I saw the Yankees whispering to themselves over on the verandah of the cabin, probably trying to work up the gumption to tell me they’ve decided to keep on heading to the coast, but, like most couples, they can’t agree and have to bicker. He’s saying to her, “Honey, it can’t be as bad as you think. It’s just a B&B, and, besides, his wife seemed nice enough,” and she’s slicing back at him with “I don’t want to spend one more minute here with that racist and his creepy friend. You never know what they’ll do,” she said, or words to that effect. I saunter over to them, work up the biggest, dumbest shit-eating grin my toothless choppers can manage and say, “Y’all enjoying the evening? Shore is pretty in these parts, isn’t it?”

When my tourists get back up North, you can be sure they’re not talking about the art galleries in Jackson or the etouffee in New Orleans. They’re talking about me. If I didn’t exist, they would have to invent me. 

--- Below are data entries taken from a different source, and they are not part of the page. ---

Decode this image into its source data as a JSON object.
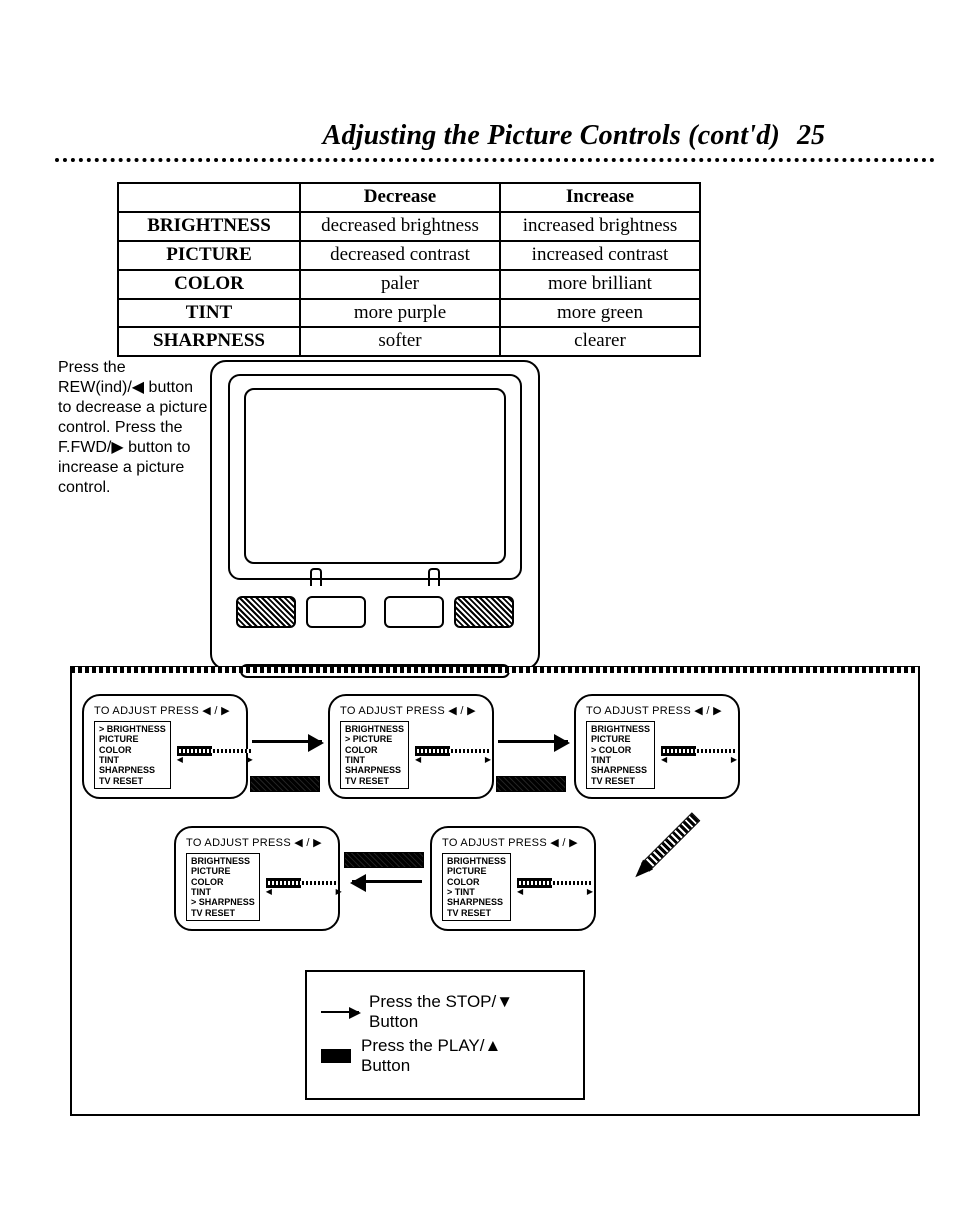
{
  "heading": {
    "title": "Adjusting the Picture Controls (cont'd)",
    "page_number": "25"
  },
  "table": {
    "headers": [
      "",
      "Decrease",
      "Increase"
    ],
    "rows": [
      {
        "name": "BRIGHTNESS",
        "decrease": "decreased brightness",
        "increase": "increased brightness"
      },
      {
        "name": "PICTURE",
        "decrease": "decreased contrast",
        "increase": "increased contrast"
      },
      {
        "name": "COLOR",
        "decrease": "paler",
        "increase": "more brilliant"
      },
      {
        "name": "TINT",
        "decrease": "more purple",
        "increase": "more green"
      },
      {
        "name": "SHARPNESS",
        "decrease": "softer",
        "increase": "clearer"
      }
    ]
  },
  "instruction": {
    "line1": "Press the",
    "line2_pre": "REW(ind)/",
    "line2_icon": "◀",
    "line2_post": " button",
    "line3": "to decrease a picture",
    "line4": "control. Press the",
    "line5_pre": "F.FWD/",
    "line5_icon": "▶",
    "line5_post": " button to",
    "line6": "increase a picture",
    "line7": "control."
  },
  "osd_common": {
    "header_text": "TO ADJUST PRESS ◀ / ▶",
    "menu_items": [
      "BRIGHTNESS",
      "PICTURE",
      "COLOR",
      "TINT",
      "SHARPNESS",
      "TV RESET"
    ]
  },
  "osd_panels": [
    {
      "id": "osd-brightness",
      "selected": "BRIGHTNESS"
    },
    {
      "id": "osd-picture",
      "selected": "PICTURE"
    },
    {
      "id": "osd-color",
      "selected": "COLOR"
    },
    {
      "id": "osd-tint",
      "selected": "TINT"
    },
    {
      "id": "osd-sharpness",
      "selected": "SHARPNESS"
    }
  ],
  "legend": {
    "stop_pre": "Press the STOP/",
    "stop_icon": "▼",
    "stop_post": "Button",
    "play_pre": "Press the PLAY/",
    "play_icon": "▲",
    "play_post": "Button"
  }
}
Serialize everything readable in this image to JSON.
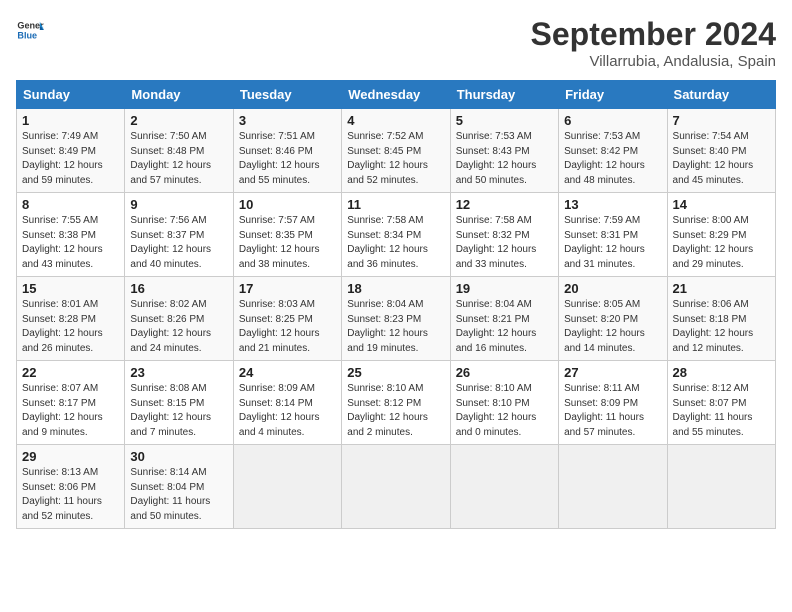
{
  "header": {
    "logo_line1": "General",
    "logo_line2": "Blue",
    "month": "September 2024",
    "location": "Villarrubia, Andalusia, Spain"
  },
  "weekdays": [
    "Sunday",
    "Monday",
    "Tuesday",
    "Wednesday",
    "Thursday",
    "Friday",
    "Saturday"
  ],
  "weeks": [
    [
      {
        "day": "1",
        "sunrise": "7:49 AM",
        "sunset": "8:49 PM",
        "daylight": "12 hours and 59 minutes."
      },
      {
        "day": "2",
        "sunrise": "7:50 AM",
        "sunset": "8:48 PM",
        "daylight": "12 hours and 57 minutes."
      },
      {
        "day": "3",
        "sunrise": "7:51 AM",
        "sunset": "8:46 PM",
        "daylight": "12 hours and 55 minutes."
      },
      {
        "day": "4",
        "sunrise": "7:52 AM",
        "sunset": "8:45 PM",
        "daylight": "12 hours and 52 minutes."
      },
      {
        "day": "5",
        "sunrise": "7:53 AM",
        "sunset": "8:43 PM",
        "daylight": "12 hours and 50 minutes."
      },
      {
        "day": "6",
        "sunrise": "7:53 AM",
        "sunset": "8:42 PM",
        "daylight": "12 hours and 48 minutes."
      },
      {
        "day": "7",
        "sunrise": "7:54 AM",
        "sunset": "8:40 PM",
        "daylight": "12 hours and 45 minutes."
      }
    ],
    [
      {
        "day": "8",
        "sunrise": "7:55 AM",
        "sunset": "8:38 PM",
        "daylight": "12 hours and 43 minutes."
      },
      {
        "day": "9",
        "sunrise": "7:56 AM",
        "sunset": "8:37 PM",
        "daylight": "12 hours and 40 minutes."
      },
      {
        "day": "10",
        "sunrise": "7:57 AM",
        "sunset": "8:35 PM",
        "daylight": "12 hours and 38 minutes."
      },
      {
        "day": "11",
        "sunrise": "7:58 AM",
        "sunset": "8:34 PM",
        "daylight": "12 hours and 36 minutes."
      },
      {
        "day": "12",
        "sunrise": "7:58 AM",
        "sunset": "8:32 PM",
        "daylight": "12 hours and 33 minutes."
      },
      {
        "day": "13",
        "sunrise": "7:59 AM",
        "sunset": "8:31 PM",
        "daylight": "12 hours and 31 minutes."
      },
      {
        "day": "14",
        "sunrise": "8:00 AM",
        "sunset": "8:29 PM",
        "daylight": "12 hours and 29 minutes."
      }
    ],
    [
      {
        "day": "15",
        "sunrise": "8:01 AM",
        "sunset": "8:28 PM",
        "daylight": "12 hours and 26 minutes."
      },
      {
        "day": "16",
        "sunrise": "8:02 AM",
        "sunset": "8:26 PM",
        "daylight": "12 hours and 24 minutes."
      },
      {
        "day": "17",
        "sunrise": "8:03 AM",
        "sunset": "8:25 PM",
        "daylight": "12 hours and 21 minutes."
      },
      {
        "day": "18",
        "sunrise": "8:04 AM",
        "sunset": "8:23 PM",
        "daylight": "12 hours and 19 minutes."
      },
      {
        "day": "19",
        "sunrise": "8:04 AM",
        "sunset": "8:21 PM",
        "daylight": "12 hours and 16 minutes."
      },
      {
        "day": "20",
        "sunrise": "8:05 AM",
        "sunset": "8:20 PM",
        "daylight": "12 hours and 14 minutes."
      },
      {
        "day": "21",
        "sunrise": "8:06 AM",
        "sunset": "8:18 PM",
        "daylight": "12 hours and 12 minutes."
      }
    ],
    [
      {
        "day": "22",
        "sunrise": "8:07 AM",
        "sunset": "8:17 PM",
        "daylight": "12 hours and 9 minutes."
      },
      {
        "day": "23",
        "sunrise": "8:08 AM",
        "sunset": "8:15 PM",
        "daylight": "12 hours and 7 minutes."
      },
      {
        "day": "24",
        "sunrise": "8:09 AM",
        "sunset": "8:14 PM",
        "daylight": "12 hours and 4 minutes."
      },
      {
        "day": "25",
        "sunrise": "8:10 AM",
        "sunset": "8:12 PM",
        "daylight": "12 hours and 2 minutes."
      },
      {
        "day": "26",
        "sunrise": "8:10 AM",
        "sunset": "8:10 PM",
        "daylight": "12 hours and 0 minutes."
      },
      {
        "day": "27",
        "sunrise": "8:11 AM",
        "sunset": "8:09 PM",
        "daylight": "11 hours and 57 minutes."
      },
      {
        "day": "28",
        "sunrise": "8:12 AM",
        "sunset": "8:07 PM",
        "daylight": "11 hours and 55 minutes."
      }
    ],
    [
      {
        "day": "29",
        "sunrise": "8:13 AM",
        "sunset": "8:06 PM",
        "daylight": "11 hours and 52 minutes."
      },
      {
        "day": "30",
        "sunrise": "8:14 AM",
        "sunset": "8:04 PM",
        "daylight": "11 hours and 50 minutes."
      },
      null,
      null,
      null,
      null,
      null
    ]
  ]
}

Who am I, you might ask? I am a vaudevillian. I am Ivan Karamazov’s Devil. Without my imaginary whip and chains, without my ironic abuse, without my devilish tricks and temptations, and without my weird and mysterious past, why would you ever come here?  Life without me would be transformed into an endless church service; it would be holy, but tedious.

I have no purpose, no agenda or motive other than for you to hear horrible things, to see Sherman’s bullet holes in my shutters, and the bleached and empty tarpaper shacks on my back forty, to hear the pounding of shotguns over the cornfield and my treacly drawl. My oratory is for you. I am a preacher, your pastor, a big tent revivalist, an actor, and your worst nightmare.  

My guests left the next morning. Paid me in cash, which I knew was because they didn’t trust me with their credit card, figuring I would use it to buy Klan robes or defraud them somehow. Like my wife says, the War Between the States was fought 150 years ago, so why not leave it there, dead and gone. I’m an old man, dribbling on my shirt and forgetting where the hell I put my teeth. Maybe she’s right, but, goddamn it, every time I get one of these Yankee fools down here, the sap rises, and I feel like pissin’ off a bridge.